I felt like the author doesn’t really know how his magic system works. There are parts of the story that feel so contradictory. One minute the main character has this insight, but the very next scene he reverts back to this ignorance of his magic, it’s super hard to follow as a the reader and kills the “magic” of the magic system. 

The character development was incredibly lacking this story. You learn a few things about his past, but his friendships with Ferrah and Jonas haven’t changed at all, he still doesn’t trust them to share his experiences, he hides things from them. Where Jonas was attached to him in the first book, somehow Tolan goes days without seeing his friend and when he finally does there is some basic conversation about what’s been happening. 

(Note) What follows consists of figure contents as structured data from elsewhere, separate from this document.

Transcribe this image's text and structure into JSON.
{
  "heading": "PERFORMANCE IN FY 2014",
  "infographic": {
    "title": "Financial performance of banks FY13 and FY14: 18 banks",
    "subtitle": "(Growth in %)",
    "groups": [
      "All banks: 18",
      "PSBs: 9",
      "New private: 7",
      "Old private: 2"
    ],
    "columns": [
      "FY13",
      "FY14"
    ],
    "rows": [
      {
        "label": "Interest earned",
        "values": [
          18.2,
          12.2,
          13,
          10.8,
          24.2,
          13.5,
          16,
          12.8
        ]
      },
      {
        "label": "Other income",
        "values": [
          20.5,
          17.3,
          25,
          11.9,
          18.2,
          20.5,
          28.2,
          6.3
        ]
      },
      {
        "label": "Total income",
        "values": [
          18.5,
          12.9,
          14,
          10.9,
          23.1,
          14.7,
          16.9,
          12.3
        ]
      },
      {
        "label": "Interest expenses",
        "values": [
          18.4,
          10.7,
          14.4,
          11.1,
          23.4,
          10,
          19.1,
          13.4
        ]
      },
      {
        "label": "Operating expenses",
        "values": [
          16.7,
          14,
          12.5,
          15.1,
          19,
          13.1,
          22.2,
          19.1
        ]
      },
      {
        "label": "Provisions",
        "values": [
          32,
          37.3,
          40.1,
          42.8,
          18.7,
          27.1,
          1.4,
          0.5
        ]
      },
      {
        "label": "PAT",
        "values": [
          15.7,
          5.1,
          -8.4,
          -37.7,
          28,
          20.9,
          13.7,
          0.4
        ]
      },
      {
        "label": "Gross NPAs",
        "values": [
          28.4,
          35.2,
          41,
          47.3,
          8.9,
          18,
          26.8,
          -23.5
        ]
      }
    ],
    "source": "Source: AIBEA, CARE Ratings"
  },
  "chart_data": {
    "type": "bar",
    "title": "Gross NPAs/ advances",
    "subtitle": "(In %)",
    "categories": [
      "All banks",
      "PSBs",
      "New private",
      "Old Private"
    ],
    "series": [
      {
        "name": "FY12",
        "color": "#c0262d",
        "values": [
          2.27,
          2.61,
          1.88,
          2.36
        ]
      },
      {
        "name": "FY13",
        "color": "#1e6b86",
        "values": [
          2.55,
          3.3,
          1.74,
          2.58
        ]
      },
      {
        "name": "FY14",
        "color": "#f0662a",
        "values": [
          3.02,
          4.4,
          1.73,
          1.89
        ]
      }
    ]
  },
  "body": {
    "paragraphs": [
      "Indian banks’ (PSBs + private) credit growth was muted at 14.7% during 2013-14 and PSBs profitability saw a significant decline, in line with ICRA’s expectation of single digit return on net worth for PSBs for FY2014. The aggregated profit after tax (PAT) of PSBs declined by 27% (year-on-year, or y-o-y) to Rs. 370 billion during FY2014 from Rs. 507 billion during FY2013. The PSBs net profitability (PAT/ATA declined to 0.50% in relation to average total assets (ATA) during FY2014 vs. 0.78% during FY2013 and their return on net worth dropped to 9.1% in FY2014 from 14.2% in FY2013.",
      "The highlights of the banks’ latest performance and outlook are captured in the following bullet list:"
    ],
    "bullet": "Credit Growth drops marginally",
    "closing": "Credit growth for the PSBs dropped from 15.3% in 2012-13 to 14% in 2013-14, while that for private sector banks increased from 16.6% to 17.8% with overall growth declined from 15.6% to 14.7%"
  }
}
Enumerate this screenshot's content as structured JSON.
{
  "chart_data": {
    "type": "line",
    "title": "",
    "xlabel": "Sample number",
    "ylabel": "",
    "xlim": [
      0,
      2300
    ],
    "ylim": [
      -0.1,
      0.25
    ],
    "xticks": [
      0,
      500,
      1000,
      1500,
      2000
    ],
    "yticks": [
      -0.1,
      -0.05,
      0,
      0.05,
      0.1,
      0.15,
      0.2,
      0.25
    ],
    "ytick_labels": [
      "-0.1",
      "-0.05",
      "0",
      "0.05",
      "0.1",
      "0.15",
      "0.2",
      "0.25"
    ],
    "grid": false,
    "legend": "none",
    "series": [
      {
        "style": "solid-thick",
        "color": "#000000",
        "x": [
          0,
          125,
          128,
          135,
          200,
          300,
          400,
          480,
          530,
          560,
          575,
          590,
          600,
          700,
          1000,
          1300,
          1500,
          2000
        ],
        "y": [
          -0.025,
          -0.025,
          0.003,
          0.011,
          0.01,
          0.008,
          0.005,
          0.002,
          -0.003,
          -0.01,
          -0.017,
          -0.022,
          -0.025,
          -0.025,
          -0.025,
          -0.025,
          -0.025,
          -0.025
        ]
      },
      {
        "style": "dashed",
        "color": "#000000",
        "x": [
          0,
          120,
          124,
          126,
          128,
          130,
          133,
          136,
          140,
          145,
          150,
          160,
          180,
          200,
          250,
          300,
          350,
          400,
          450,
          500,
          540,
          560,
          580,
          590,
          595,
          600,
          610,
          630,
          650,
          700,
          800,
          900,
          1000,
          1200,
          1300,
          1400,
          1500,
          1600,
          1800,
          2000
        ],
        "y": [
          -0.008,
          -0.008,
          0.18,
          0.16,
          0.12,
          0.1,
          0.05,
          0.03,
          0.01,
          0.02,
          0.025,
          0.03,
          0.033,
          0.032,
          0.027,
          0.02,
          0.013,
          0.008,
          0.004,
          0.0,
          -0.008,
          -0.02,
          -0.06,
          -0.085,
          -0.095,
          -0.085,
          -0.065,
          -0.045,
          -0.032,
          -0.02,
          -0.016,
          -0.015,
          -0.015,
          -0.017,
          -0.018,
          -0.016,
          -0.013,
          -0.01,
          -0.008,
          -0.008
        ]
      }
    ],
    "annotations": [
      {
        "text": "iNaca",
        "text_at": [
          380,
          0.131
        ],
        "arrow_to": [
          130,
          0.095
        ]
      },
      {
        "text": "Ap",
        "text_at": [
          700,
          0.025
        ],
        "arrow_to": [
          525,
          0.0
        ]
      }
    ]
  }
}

For the most part, everything that wasn’t good about the novel writing in the first book has continued on into this book, but without the initial discovery of the world that the reader experiences in the first book. I realized that it isn’t just a trilogy, but is in fact a much larger series. Since I have books 1-3 I’ll probably finish the third book, but I really don’t know if I would continue reading. 

I would not strongly recommend this series. If someone wanting to look at a school based series, they could learn things from this as far as using classes to explain magic and the world, without it feeling as if the author is just info dumping, but that’s probably the only reason I would tell someone. With that being said, other books, like Name of The Wind, do a much better job at the school system, and have a better story.